La quita de los subsidios a los servicios públicos tendrá un impacto en varios indicadores de precios, aunque es altamente probable que no entre en las mediciones del Indec. Lo que sí tendría que sentirse en el IPC son los cargos tarifarios que fijó el Gobierno para financiar la importación de energía realizada en 2011 o los aumentos de subtes, taxis o peajes.
En el primer caso, la población afectada por la medida todavía es minoritaria en términos de la populosa región metropolitana. Pero en los demás casos, se están afectando precios que aunque tengan poca ponderación en el índice, deberían sentirse en el capítulo Servicios, inmovilizado durante años gracias al congelamiento tarifario.

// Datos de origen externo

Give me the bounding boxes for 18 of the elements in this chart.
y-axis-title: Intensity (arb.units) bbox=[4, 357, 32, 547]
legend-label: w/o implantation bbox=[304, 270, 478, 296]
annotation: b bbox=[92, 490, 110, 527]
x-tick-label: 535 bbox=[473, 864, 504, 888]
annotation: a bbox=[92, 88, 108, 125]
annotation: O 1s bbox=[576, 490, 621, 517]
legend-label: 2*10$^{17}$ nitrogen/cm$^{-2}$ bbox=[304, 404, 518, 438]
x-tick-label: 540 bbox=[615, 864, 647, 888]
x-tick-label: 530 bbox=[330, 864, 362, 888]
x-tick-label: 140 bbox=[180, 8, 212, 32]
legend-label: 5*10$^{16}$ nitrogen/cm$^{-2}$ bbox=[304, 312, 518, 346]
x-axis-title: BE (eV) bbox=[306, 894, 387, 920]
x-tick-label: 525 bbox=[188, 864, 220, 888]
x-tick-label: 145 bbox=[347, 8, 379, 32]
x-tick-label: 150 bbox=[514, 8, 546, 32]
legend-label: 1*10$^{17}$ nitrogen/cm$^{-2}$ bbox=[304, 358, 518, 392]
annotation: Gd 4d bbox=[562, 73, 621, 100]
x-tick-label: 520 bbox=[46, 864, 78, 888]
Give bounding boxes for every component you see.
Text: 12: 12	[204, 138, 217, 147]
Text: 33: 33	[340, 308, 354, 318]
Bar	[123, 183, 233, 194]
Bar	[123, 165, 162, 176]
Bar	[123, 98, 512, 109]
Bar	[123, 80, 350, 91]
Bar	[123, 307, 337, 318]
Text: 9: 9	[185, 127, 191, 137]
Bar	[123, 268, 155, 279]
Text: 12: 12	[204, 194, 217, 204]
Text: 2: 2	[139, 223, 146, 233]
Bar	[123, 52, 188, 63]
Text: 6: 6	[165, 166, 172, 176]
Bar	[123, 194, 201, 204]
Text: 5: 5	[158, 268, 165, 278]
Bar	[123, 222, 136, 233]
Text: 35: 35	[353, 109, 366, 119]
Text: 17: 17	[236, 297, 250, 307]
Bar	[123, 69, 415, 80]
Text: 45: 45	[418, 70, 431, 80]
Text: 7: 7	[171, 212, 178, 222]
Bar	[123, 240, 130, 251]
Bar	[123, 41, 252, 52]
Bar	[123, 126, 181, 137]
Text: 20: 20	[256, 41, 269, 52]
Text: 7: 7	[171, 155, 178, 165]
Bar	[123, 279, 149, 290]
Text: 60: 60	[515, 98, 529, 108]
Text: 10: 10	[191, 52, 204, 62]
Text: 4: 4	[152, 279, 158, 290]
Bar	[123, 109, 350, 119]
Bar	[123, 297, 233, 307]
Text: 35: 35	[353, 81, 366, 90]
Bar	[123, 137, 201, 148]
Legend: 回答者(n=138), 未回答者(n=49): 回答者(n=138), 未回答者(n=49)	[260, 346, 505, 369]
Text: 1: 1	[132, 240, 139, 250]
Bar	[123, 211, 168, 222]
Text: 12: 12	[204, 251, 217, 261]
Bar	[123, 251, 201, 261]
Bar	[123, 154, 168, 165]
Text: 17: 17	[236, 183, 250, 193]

Analizar el efecto de estos cambios en el IPC no apunta a reevaluar al Indec (cuyos relevamientos suelen seguir el sendero de precios mínimos que pacta la Secretaría de Comercio Interior) sino ver hasta dónde el Gobierno se hace cargo de sus propias decisiones de política económica. Si hay una preocupación oficial para que los salarios no realimenten la inflación, es porque hay decisiones oficiales que impactarán en el arranque de la inflación en 2012, como el cerrojo a las importaciones. En materia de precios, la sintonía fina aún está por verse.